Tweets don’t bring citations, radomised controlled study finds

It’s generally thought that tweeting about a research paper will get it more citations – one traditional indicator of the scholarly impact of a scientific paper. Now a group of scientists with large followings on X, formerly Twitter, has conducted a three-year study which concludes that, while discussing science on social media has many benefits – and can be ‘a lot of fun’ – increasing a paper’s citations is probably not one of them.

The group of biological and environmental scientists – with followers ranging from 4000 to 48,000 on X – randomly selected five papers from a journal and tweeted about one, while keeping the other four as controls. They repeated this 10 times across 11 journals, recording Altmetric scores, a measure of how much attention a research article receives, the number of tweets, and citation counts before and after tweeting.
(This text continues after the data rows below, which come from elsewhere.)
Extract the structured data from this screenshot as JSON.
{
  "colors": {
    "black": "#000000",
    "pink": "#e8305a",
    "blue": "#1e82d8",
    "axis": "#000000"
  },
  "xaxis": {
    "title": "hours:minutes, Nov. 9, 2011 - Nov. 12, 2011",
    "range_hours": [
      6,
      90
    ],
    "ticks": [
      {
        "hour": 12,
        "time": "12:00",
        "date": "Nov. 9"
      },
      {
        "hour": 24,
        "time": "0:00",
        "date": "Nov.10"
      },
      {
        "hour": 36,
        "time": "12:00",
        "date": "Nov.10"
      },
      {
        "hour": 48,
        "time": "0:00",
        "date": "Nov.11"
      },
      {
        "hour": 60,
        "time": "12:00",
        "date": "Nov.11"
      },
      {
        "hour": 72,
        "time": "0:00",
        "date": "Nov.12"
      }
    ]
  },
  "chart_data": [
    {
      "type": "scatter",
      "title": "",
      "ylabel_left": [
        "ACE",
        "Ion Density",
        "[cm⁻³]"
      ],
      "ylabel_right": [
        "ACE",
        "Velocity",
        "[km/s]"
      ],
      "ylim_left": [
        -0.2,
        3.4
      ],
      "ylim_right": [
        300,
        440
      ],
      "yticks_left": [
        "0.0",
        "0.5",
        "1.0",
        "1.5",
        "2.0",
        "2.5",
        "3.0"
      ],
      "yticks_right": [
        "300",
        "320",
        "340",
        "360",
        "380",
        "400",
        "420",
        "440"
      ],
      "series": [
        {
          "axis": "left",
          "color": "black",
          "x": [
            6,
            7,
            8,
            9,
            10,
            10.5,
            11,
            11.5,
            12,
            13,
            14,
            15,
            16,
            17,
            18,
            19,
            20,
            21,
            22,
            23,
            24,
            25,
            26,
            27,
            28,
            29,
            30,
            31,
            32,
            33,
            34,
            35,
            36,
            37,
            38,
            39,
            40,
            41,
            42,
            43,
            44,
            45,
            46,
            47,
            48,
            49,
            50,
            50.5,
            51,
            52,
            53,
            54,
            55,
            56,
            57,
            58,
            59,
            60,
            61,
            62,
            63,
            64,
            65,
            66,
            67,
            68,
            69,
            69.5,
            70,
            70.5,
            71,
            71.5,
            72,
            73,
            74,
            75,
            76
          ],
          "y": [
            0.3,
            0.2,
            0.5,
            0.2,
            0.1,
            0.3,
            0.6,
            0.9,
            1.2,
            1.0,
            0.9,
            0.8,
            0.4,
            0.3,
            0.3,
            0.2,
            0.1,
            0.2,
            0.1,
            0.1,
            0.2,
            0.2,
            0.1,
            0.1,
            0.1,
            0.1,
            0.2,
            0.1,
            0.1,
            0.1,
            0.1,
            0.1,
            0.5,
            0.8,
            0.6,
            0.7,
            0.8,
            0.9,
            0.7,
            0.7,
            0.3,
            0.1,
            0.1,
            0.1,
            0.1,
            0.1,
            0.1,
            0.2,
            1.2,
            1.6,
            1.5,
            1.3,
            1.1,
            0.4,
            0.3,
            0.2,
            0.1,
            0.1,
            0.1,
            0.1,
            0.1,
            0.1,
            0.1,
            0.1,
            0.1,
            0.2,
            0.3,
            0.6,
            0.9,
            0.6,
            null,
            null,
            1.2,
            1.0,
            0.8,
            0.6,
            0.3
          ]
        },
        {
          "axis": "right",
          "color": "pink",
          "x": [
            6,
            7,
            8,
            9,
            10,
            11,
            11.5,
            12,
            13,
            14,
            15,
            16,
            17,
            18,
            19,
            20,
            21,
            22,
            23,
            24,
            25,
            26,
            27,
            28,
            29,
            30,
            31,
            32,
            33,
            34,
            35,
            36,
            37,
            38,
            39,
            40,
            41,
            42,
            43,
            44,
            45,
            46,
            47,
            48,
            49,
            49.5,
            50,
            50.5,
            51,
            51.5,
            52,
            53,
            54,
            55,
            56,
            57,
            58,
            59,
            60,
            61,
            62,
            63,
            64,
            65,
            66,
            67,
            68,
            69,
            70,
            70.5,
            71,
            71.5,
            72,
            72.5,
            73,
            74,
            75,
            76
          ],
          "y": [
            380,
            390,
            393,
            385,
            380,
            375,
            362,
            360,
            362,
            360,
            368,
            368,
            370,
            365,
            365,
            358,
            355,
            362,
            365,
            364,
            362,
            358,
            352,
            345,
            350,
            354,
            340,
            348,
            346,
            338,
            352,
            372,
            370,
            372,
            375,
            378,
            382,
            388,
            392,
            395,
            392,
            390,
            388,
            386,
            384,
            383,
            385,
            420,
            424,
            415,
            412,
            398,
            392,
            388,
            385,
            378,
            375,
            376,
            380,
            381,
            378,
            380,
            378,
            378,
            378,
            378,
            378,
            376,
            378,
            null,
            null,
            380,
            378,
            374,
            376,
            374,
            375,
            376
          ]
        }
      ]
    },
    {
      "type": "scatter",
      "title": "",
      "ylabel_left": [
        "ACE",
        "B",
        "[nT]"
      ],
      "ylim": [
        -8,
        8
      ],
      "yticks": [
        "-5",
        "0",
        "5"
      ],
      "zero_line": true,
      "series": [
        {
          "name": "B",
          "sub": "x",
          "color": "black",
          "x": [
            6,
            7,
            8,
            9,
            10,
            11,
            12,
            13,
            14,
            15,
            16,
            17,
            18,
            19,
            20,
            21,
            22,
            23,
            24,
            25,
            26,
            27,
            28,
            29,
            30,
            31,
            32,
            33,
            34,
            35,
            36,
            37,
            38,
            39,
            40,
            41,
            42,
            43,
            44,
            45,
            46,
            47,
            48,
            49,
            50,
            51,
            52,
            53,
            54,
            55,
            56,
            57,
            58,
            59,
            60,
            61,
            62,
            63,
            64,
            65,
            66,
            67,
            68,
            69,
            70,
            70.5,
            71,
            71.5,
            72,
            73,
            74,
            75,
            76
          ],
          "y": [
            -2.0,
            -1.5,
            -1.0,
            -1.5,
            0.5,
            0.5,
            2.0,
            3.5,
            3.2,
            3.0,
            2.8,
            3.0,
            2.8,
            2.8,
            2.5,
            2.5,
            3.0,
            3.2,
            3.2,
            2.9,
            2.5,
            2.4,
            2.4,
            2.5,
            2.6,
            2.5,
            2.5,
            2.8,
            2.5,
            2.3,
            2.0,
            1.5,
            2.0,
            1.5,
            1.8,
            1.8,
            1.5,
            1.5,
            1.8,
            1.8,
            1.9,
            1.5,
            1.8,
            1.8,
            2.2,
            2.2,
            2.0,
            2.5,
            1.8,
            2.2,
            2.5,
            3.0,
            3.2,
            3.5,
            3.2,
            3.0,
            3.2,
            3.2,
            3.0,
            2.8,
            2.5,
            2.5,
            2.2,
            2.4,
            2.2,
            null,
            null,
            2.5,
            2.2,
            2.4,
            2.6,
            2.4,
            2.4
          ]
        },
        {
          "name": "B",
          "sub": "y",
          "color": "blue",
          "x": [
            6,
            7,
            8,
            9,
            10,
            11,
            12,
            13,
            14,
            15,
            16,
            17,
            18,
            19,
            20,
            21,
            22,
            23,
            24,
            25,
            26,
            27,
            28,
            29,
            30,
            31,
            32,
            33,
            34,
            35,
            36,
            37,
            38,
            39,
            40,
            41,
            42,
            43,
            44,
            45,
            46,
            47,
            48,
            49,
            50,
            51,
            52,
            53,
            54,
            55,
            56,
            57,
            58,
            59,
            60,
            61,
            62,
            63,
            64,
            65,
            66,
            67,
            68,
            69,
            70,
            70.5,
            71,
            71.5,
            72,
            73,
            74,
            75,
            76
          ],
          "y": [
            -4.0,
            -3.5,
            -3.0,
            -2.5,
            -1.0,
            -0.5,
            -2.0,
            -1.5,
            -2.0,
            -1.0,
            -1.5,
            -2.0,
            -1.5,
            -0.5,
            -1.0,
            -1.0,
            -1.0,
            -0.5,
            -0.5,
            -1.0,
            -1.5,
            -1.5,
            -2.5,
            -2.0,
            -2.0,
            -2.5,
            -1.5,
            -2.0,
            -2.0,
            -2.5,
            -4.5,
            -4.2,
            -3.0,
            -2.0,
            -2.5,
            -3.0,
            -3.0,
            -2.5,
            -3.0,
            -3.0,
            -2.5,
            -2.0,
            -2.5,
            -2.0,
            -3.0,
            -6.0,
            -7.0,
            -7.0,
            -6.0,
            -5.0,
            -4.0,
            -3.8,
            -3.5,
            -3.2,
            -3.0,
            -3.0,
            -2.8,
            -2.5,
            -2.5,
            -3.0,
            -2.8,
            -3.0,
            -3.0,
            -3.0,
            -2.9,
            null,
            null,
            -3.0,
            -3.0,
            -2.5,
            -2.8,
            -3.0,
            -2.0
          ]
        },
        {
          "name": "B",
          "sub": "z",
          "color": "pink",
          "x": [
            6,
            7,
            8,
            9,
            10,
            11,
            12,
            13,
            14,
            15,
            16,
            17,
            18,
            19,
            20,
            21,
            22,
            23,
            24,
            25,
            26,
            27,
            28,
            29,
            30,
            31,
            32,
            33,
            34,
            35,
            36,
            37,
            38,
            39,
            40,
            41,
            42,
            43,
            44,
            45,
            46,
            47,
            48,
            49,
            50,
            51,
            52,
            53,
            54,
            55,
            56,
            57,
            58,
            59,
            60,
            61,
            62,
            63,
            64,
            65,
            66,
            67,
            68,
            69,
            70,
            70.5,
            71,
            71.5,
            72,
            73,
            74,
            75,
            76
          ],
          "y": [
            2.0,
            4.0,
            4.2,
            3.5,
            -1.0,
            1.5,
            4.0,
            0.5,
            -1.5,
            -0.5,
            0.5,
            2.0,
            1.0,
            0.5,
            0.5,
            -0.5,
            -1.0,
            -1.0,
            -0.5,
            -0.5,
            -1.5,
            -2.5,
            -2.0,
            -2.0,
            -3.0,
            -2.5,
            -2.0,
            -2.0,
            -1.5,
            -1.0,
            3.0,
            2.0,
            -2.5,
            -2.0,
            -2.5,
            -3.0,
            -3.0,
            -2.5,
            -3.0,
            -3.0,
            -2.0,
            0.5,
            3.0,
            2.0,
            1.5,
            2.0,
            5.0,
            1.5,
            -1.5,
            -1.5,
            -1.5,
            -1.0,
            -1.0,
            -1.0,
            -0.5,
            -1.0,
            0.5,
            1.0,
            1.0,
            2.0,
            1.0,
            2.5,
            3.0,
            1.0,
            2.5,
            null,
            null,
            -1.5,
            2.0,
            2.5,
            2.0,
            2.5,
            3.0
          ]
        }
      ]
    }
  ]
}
Tweeted articles were found to be downloaded 2.6–3.9 times more than controls straight after tweeting. They also gained significantly higher Altmetric scores and number of tweets three years after tweeting. However, while some tweeted papers were cited more than their control papers in the same journal, the team concludes that the overall increase in citation counts after three years was not statistically significant.

‘There have been very few previous controlled experiments looking at this; almost all previous papers on this topic did not conduct controlled experiments,’ says lead author Trevor Branch, a biological scientist at the University of Washington. ‘Ours is the longest running and the one that most closely mimics the actual impact of a scientist tweeting about a paper, instead of a large group of scientists, or a concerted effort across multiple forms of social media.’

Branch now leans towards the conclusion that if a paper is interesting, novel or timely enough, it will be cited anyway, regardless of tweeting about it. ‘Tweeting does not cause more citations. Instead, good papers both get cited more and tweeted about more.’

Nevertheless, Branch still believes social media is important for scientists and society in general. ‘But the platform used may change over time depending on whether it encourages truth and facts or is welcoming to misinformation,’ he adds. ‘I know a lot of scientists that have moved from X to Bluesky [an alternative microblogging social platform] recently.’

The paper concludes with the authors noting how they all have benefited from their foray into social media, for example by building an online community, establishing collaborations and publishing papers that otherwise would not have happened. However, they add that increasing the profile of their scientific papers was not their primary aim.

‘This is a very well-executed study, with a clear focus and clean methodology,’ says Vincent Traag, a specialist in bibliometrics at Leiden University in the Netherlands. ‘The authors found that a single tweet is unlikely to have a large effect on the number of citations. It is still possible that if multiple people start tweeting about a paper, it would increase citations more substantially. Nonetheless, the results of the study do suggest that whatever the size of the effect, it would be relatively modest.’

While there is a relationship between tweeting and citations, it’s most likely confounded by the overall interest in the paper, he continues. ‘That is, papers that are of interest to scientists are more likely to be tweeted about, and also more likely to be cited. So, indeed, even if a paper is not tweeted about at all, it would still be cited because the paper itself is of interest. Nonetheless, there may be a small increase in citations if a paper is tweeted about.’